Many boards look like willing to forget the impact of the COVID-19 pandemic as one factor unrelated to CEO performance regardless if the company is hurting, according to Fried.

There have been some notable cases of cuts -- United Airlines chairman Oscar Munoz and CEO Scott Kirby decided to waive their salaries for several months as the carrier took a extreme blow from a downturn in travel. Munoz in 2019 received $1.25 billion in base pay plus some $11 million in bonus and stock awards.

Other organizations have reworked their compensation standards to make sure top executives don't visit a major change.

A complete of 195 businesses in the Russell 3000 have made changes to incentive pay since March 1.

Nike, for example, has changed its incentive pay for CEO John Donahoe, discarding its previous metric of profit per share and income for one based on its relative performance to other Standard & Poor's 500 businesses for the future.

In the contact year ended in-may, Donahoe did not meet performance goals set by the board but were left with a special cash bonus of $6.75 million for a complete of $53.5 million.

One-third of the Russell index organizations have moved to limit twelve-monthly bonuses for top executives.

But roughly the same number of companies have moved to change the criteria on which bonuses are accorded.

Darden Restaurants for instance chose to exclude sales between March and May 2020 when it calculated bonuses for the fiscal year ending in-may. Chief executive Gene Lee ended the entire year with a package worth $8.7 million, down from $10.7 million the prior year.

Wynn Resorts meanwhile made a decision to use different data from the next half of the entire year for its calculations after many of its casinos and hotels were closed or saw limited activity earlier in the entire year.

"Investors want to boards and specifically compensation committees to be judicious" on compensation and incentive pay, said Glenn Davis, deputy director of the Council of Institutional Investors.

"On the main one hand, you intend to continue to incentivize managers.

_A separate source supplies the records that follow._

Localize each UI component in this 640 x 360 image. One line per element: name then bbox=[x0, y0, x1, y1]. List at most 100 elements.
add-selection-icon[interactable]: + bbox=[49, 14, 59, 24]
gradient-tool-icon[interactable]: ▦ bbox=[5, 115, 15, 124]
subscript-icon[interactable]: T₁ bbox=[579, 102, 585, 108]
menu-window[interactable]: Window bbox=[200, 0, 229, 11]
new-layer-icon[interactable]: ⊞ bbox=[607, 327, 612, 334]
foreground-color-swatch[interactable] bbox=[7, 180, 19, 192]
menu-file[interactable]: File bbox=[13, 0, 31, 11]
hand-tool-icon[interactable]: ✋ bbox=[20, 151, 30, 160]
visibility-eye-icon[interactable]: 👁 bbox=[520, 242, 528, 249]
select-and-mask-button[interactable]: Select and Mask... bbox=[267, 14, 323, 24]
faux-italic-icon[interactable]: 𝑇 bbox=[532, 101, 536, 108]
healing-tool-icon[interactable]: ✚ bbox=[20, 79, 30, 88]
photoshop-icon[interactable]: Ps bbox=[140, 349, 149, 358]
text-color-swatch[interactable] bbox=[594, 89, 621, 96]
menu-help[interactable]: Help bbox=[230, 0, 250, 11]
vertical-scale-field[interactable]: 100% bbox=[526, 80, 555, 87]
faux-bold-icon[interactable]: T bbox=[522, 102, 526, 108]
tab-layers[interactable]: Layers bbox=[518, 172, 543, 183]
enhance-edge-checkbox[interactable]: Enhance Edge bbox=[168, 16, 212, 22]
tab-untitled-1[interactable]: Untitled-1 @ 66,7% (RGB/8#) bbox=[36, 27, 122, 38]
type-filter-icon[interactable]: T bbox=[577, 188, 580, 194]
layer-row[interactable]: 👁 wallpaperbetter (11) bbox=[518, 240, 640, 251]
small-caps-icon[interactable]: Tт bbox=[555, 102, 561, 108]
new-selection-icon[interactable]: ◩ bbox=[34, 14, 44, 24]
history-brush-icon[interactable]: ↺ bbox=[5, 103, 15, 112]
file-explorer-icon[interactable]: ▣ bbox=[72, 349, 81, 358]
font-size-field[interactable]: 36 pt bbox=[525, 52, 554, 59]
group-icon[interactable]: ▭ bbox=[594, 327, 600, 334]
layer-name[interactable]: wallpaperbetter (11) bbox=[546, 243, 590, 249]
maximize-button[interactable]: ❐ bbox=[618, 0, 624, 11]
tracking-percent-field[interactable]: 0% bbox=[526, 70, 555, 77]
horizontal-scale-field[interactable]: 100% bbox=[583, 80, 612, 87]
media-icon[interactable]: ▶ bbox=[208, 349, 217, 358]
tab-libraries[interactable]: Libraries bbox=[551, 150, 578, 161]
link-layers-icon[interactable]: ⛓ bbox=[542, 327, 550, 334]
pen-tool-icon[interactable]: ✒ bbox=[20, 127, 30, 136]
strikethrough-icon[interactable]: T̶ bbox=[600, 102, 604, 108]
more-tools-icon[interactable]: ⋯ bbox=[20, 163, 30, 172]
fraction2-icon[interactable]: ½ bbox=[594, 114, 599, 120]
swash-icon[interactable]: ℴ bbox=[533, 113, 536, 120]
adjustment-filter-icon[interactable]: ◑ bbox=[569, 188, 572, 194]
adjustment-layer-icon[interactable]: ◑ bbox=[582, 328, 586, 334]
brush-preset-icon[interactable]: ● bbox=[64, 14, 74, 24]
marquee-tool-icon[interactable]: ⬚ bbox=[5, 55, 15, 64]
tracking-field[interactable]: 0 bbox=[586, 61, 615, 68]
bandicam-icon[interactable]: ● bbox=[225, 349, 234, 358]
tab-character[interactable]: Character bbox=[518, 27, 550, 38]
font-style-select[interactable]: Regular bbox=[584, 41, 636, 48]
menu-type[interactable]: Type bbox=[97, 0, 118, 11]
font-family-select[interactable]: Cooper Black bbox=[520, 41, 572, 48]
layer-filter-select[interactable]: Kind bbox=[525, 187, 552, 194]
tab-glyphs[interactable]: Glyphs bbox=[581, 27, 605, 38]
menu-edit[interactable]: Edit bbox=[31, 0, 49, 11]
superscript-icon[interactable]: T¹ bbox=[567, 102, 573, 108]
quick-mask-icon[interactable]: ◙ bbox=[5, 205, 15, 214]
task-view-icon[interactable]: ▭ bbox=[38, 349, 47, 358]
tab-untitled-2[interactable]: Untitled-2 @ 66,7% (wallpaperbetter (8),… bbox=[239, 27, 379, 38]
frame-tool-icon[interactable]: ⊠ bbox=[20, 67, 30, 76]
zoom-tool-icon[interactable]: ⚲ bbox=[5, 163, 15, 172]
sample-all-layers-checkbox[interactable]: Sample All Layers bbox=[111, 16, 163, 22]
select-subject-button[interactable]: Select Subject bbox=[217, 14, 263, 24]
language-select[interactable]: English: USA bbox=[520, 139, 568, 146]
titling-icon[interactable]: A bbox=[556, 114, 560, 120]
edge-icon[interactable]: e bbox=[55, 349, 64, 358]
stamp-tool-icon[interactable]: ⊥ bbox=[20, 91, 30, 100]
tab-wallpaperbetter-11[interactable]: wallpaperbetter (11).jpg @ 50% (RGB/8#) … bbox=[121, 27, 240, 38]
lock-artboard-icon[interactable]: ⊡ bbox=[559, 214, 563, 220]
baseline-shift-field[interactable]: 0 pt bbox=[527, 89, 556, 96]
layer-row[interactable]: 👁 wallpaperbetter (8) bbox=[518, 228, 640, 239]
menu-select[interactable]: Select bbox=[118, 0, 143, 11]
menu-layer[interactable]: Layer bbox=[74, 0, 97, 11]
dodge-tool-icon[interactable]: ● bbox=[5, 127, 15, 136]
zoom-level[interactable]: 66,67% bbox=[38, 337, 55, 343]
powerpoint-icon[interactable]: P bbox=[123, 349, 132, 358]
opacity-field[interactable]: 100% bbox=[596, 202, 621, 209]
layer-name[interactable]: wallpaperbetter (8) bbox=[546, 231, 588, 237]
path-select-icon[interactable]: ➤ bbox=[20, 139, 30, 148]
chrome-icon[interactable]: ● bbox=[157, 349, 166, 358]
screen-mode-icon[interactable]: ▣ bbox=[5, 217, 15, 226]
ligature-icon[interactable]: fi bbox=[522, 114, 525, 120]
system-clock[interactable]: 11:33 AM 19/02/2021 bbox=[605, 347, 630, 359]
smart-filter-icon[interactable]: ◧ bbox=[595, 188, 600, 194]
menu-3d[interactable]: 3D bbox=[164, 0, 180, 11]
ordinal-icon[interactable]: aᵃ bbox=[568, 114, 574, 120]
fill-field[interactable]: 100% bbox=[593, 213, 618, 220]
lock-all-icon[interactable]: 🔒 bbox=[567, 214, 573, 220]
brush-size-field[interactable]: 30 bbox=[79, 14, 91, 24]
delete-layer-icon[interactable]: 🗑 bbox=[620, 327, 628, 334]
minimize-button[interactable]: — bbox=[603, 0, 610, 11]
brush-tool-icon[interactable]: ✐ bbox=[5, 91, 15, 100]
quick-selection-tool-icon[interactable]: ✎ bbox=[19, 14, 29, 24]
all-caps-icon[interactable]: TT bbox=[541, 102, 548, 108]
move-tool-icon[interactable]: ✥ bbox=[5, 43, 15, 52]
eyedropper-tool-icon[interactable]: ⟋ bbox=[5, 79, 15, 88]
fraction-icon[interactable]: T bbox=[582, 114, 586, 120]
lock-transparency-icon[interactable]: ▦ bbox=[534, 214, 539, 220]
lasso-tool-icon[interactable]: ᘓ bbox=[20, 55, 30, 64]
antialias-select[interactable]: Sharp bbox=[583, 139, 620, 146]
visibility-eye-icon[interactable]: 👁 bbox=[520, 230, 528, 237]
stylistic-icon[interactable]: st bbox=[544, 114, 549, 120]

And alternatively, additionally you don't want to expose the company to criticism that the board is moving the goalposts for the business leaders at the same time when they are facing very hard decisions."

Analysts explain there is nothing improper about changing the criteria for incentive pay in light of the extraordinary circumstances.

But corporate boards should be ready to answer shareholders who may be displeased with high executive pay when organizations are in crisis.

"The key theme has been around proportionality: making sure the pay opportunities are aligned with the reset goals and with the effect on broader stakeholders, employees, customers and suppliers," said Greg Arnold, managing director at Semler Brossy.

Arnold said the broader take on compensation and incentives is a focus in boardrooms for quite a while and that "the pandemic accelerated" the trend.